Я молча пожал плечами, не зная, что ответить. Разве Сименон, писавший в основном детективы, несерьезный автор? Что смешного в убийстве, ограблении, изнасиловании, если только у вас не своеобразное чувство юмора и вы ухмыляетесь там, где остальные полны печали. Дело с написанием романа затягивалось. Это меня радовало. Раз уж мы с названием так долго определяемся, благодаря литературным советчикам, то наверняка не уложимся в оставшиеся мне дни. Губошлеп Мишка пролетает однозначно.

Я вспомнил, как прикнопил Мишкин портрет к внутренней стороне двери туалета и каждый раз, сидя на унитазе, методично плевал в его улыбающуюся рожу.

— Как это не гигиенично, — укоряла меня жена, порываясь остановить вакханалию слюноотделения, пытаясь вернуть меня в цивилизованное русло человеческих взаимоотношений.

— Зато хорошо лечит душевные раны. Раз уж деньги не вернуть, — парировал я.

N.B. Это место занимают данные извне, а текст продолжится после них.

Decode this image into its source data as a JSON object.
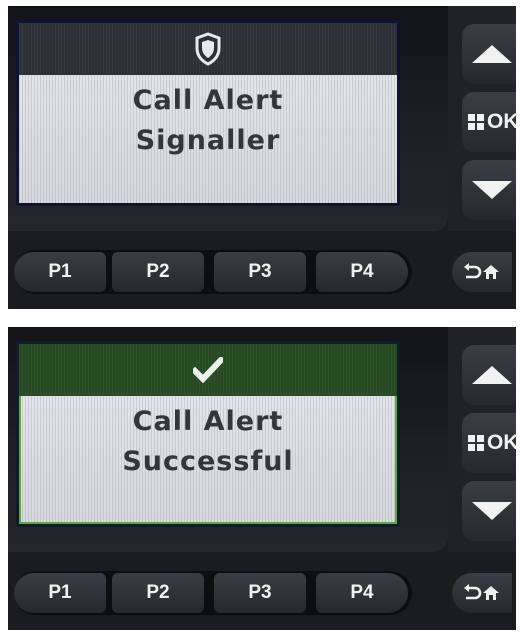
{
  "panels": [
    {
      "state": "in-progress",
      "status_icon": "shield-icon",
      "line1": "Call Alert",
      "line2": "Signaller"
    },
    {
      "state": "success",
      "status_icon": "checkmark-icon",
      "line1": "Call Alert",
      "line2": "Successful"
    }
  ],
  "buttons": {
    "up": "up-arrow-icon",
    "ok": "OK",
    "down": "down-arrow-icon",
    "programmable": [
      "P1",
      "P2",
      "P3",
      "P4"
    ],
    "back_home": "back-home-icon"
  },
  "colors": {
    "lcd_background": "#dfe2e5",
    "lcd_text": "#33363a",
    "header_bar_top": "#2b2f36",
    "header_bar_bottom": "#254a22",
    "success_border": "#5ea83c",
    "button_label": "#f2f2f2"
  }
}
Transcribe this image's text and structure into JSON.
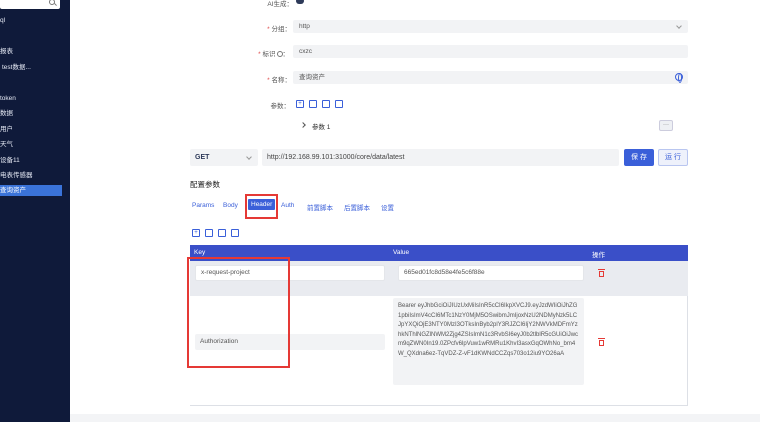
{
  "sidebar": {
    "items": [
      {
        "label": "ql"
      },
      {
        "label": "报表"
      },
      {
        "label": "test数据..."
      },
      {
        "label": "token"
      },
      {
        "label": "数据"
      },
      {
        "label": "用户"
      },
      {
        "label": "天气"
      },
      {
        "label": "设备11"
      },
      {
        "label": "电表传感器"
      },
      {
        "label": "查询资产"
      }
    ]
  },
  "form": {
    "ai_label": "AI生成：",
    "group_label": "分组：",
    "group_value": "http",
    "id_label": "标识",
    "id_value": "cxzc",
    "name_label": "名称：",
    "name_value": "查询资产",
    "params_label": "参数：",
    "param_row_label": "参数 1",
    "more_label": "···"
  },
  "request": {
    "method": "GET",
    "url": "http://192.168.99.101:31000/core/data/latest",
    "save_label": "保 存",
    "run_label": "运 行"
  },
  "config": {
    "title": "配置参数",
    "tabs": [
      {
        "label": "Params"
      },
      {
        "label": "Body"
      },
      {
        "label": "Header"
      },
      {
        "label": "Auth"
      },
      {
        "label": "前置脚本"
      },
      {
        "label": "后置脚本"
      },
      {
        "label": "设置"
      }
    ]
  },
  "table": {
    "headers": {
      "key": "Key",
      "value": "Value",
      "action": "操作"
    },
    "rows": [
      {
        "key": "x-request-project",
        "value": "665ed01fc8d58e4fe5c6f88e"
      },
      {
        "key": "Authorization",
        "value": "Bearer eyJhbGciOiJIUzUxMiIsInR5cCI6IkpXVCJ9.eyJzdWIiOiJhZG1pbiIsImV4cCI6MTc1NzY0MjM5OSwibmJmIjoxNzU2NDMyNzk5LCJpYXQiOjE3NTY0MzI3OTksInByb2plY3RJZCI6IjY2NWVkMDFmYzhkNThlNGZlNWM2Zjg4ZSIsImN1c3RvbSI6eyJ0b2tlblR5cGUiOiJwcm9qZWN0In19.0ZPcfv6lpVuw1wRMRu1KhvI3asxGqOWhNo_bm4W_QXdna6ez-TqVDZ-Z-vF1dKWNdCCZqs703o12iu9YO26aA"
      }
    ]
  },
  "colors": {
    "sidebar_bg": "#0f1a3a",
    "accent": "#3a5fd9",
    "table_header": "#3a4fc8",
    "highlight": "#e53935"
  }
}
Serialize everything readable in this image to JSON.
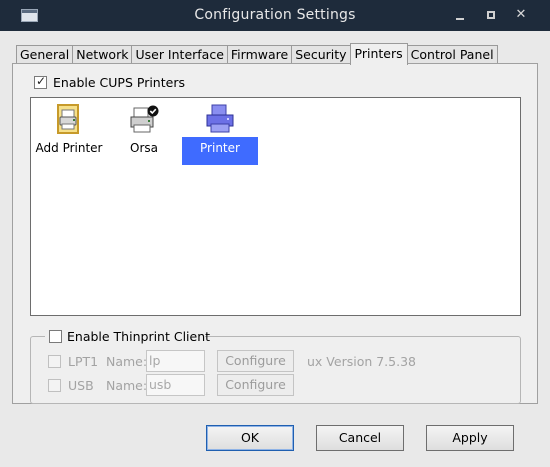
{
  "window": {
    "title": "Configuration Settings"
  },
  "tabs": [
    "General",
    "Network",
    "User Interface",
    "Firmware",
    "Security",
    "Printers",
    "Control Panel"
  ],
  "active_tab": "Printers",
  "cups": {
    "label": "Enable CUPS Printers",
    "checked": true
  },
  "printers": [
    {
      "label": "Add Printer",
      "icon": "add-printer-icon"
    },
    {
      "label": "Orsa",
      "icon": "default-printer-icon"
    },
    {
      "label": "Printer",
      "icon": "printer-icon",
      "selected": true
    }
  ],
  "thinprint": {
    "label": "Enable Thinprint Client",
    "checked": false,
    "rows": [
      {
        "port": "LPT1",
        "name_label": "Name:",
        "name_value": "lp",
        "configure": "Configure"
      },
      {
        "port": "USB",
        "name_label": "Name:",
        "name_value": "usb",
        "configure": "Configure"
      }
    ],
    "version": "ux Version 7.5.38"
  },
  "buttons": {
    "ok": "OK",
    "cancel": "Cancel",
    "apply": "Apply"
  },
  "colors": {
    "titlebar": "#1e2b3b",
    "selection": "#3f6bff"
  }
}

Крыса и черт продолжали искать названия. Погруженный в собственные мысли, я упустил значительную часть их спора, подоспев лишь к концу.

— И все-таки, метеоролог мне нравится, — уговаривал Евдокию черт. — Звучит. И не надо объяснять каждому, кто это такой в отличие от твоего авербандщика. Все знают метеоролога, проклинают его, но каждое утро жадно внимают его речам. Вот тебе, к слову, и первая строчка романа.

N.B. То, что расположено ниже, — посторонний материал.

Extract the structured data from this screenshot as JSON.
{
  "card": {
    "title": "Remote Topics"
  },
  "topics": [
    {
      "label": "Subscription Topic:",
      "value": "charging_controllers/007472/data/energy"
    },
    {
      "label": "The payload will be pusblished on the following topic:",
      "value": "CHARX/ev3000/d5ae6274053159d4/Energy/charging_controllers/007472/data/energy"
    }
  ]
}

— Эффектная строка. Не спорю, — согласилась крыса, — но метеоролог не подходит. Метеоролог, эндокринолог, уролог, проктолог. Ковыряются непонятно где. Ну их всех в баню. Назовем так — Предсказатель погоды.

— Плохой, — добавил я.

— Кто плохой? — в один голос спросили выдумщики.

— Не кто, а что. Предсказатель плохой погоды.

— А почему плохой?

— Потому что погода в нашей стране никогда не бывает хорошей. То понос, то золотуха, то дожди некстати, то жара невпопад. И потом, какая разница? Мы же даже не знаем о чем роман.

— О чем, о чем. О жисти нашей горемычной, что тут гадать, — сказал Варфаламей. — Запомни первую строчку, как Отче наш. «Все в городе знали предсказателя плохой погоды, столкнувшись случайно на улице, опускали глаза, стараясь не встретиться с ним взглядом, проклинали его прогнозы, несколько раз покушались на его жизнь, но каждое утро жадно внимали его речам».

Черт обнял крысу за плечи, и они исчезли.

Вечером я напился. До поросячьего визга. Перемещаясь из комнаты в коридор, я ударился со всего маху о холодильник, очки с толстыми линзами упали и разбились. Только собрался заплакать над треснувшими окулярами вкупе с разбитой судьбой, как обнаружил, что прекрасно вижу и без очков. Предметы, их очертания стали четкими, лицо жены хоть и двоилось, но не расплывалось двумя мутными пятнами перед глазами. Уже засыпая, повернувшись привычно к стене, я долго разглядывал рисунок на обоях, абстрактный, состоящий из перепутанных ломаных линий и геометрических фигур разного цвета и размера, так напоминавший зигзаги собственной непутевой жизни — смурной, неудачной, в которой потери далеко обогнали приобретения.